As expected, the Republican leadership couldn't attract enough Democratic votes to override President Obama's
veto of S. 1, the bill
passed Jan. 29 to approve the Keystone XL pipeline by circumventing a decades-old executive process. The override vote was 62-37. Two-thirds of those present and voting were required. Eight Democrats joined the Republicans in favor of overriding.
They were Michael Bennet of Colorado, Tom Carper of Delaware, Bob Casey of Pennsylvania, Heidi Heitkamp of North Dakota, Joe Manchin III of West Virginia, Claire McCaskill of Missouri, Jon Tester of Montana and Mark Warner of Virginia. This was the same group of Democrats that voted in favor of approving the pipeline in the first place except for Joe Donnelly of Indiana, who did not vote.
Manchin said before the vote that if it did not pass, a pipeline approval amendment would be added in the future to a transportation or infrastructure bill. And Republican Sen. John Hoeven of North Dakota said pipeline supporters might lose the battle today but would win the war.

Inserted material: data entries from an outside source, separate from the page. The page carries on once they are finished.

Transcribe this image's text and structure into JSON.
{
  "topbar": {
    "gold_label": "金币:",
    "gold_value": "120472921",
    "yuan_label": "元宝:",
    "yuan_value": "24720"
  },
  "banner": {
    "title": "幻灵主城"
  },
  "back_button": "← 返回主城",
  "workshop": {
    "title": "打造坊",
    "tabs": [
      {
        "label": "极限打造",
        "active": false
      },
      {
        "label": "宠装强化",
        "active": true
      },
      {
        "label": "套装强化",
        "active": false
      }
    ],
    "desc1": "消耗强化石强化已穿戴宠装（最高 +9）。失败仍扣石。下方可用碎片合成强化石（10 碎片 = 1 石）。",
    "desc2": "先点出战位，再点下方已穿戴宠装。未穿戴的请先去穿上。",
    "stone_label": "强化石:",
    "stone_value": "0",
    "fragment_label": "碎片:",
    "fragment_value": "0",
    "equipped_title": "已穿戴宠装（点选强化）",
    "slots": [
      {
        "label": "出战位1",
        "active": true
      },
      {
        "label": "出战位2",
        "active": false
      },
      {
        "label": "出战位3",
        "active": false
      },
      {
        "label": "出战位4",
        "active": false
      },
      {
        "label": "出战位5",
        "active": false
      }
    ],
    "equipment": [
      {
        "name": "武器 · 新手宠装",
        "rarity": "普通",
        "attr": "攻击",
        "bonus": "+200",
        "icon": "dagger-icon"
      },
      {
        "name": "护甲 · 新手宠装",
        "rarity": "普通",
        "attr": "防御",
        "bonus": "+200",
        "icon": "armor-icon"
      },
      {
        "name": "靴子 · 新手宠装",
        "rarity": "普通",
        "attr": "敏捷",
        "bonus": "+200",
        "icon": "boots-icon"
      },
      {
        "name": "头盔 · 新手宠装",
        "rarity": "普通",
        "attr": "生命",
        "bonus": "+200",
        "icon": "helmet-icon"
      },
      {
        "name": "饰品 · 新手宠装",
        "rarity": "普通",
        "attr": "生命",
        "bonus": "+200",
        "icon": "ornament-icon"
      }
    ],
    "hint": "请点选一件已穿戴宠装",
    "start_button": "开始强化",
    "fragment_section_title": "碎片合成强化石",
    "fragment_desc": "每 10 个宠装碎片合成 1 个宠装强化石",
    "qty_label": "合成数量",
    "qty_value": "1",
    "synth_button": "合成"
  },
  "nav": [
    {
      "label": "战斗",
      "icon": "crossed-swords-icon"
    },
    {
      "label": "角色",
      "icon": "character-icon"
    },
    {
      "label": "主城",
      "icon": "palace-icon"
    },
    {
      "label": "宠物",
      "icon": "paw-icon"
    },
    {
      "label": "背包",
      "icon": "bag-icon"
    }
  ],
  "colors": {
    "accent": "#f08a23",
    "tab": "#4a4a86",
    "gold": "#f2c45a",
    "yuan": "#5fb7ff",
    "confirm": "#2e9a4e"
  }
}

Pipelines and other cross-boundary transportation projects have been a matter for executive approval since the Grant administration in the 1870s. Since 1968, decisions regarding such projects have been delegated by the president to the State Department by executive order. In 2004, President George W. Bush tweaked that executive order with one of his own.
The bill to approve Keystone XL sought to go around this process. Not for all boundary-crossing pipelines (tunnels, bridges, etc.) but just for KXL. Which says a good deal about the real intent of its backers.
Democratic Sen. Ed Markey of Massachusetts said opposition to it would protect the long-standing executive review process for evaluating whether the pipeline is in the "national interest."
He also said that when the president makes his decision, Keystone XL "should be rejected on its merits."
And he decried the continuing votes and debates over the pipeline, which the State Department has estimated would create 35 permanent jobs. Instead, Markey said, the Senate should be discussing extending the production tax credit that subsidizes developers of power from wind, solar and geothermal sources. These industries, he noted, are already generating tens of thousands of permanent jobs and continuing the production tax credit will help create even more.
Those renewable jobs have another big benefit besides providing a good living: They head us in the direction of keeping fossil fuels in the ground and their greenhouse gas byproducts out of the already overburdened atmosphere.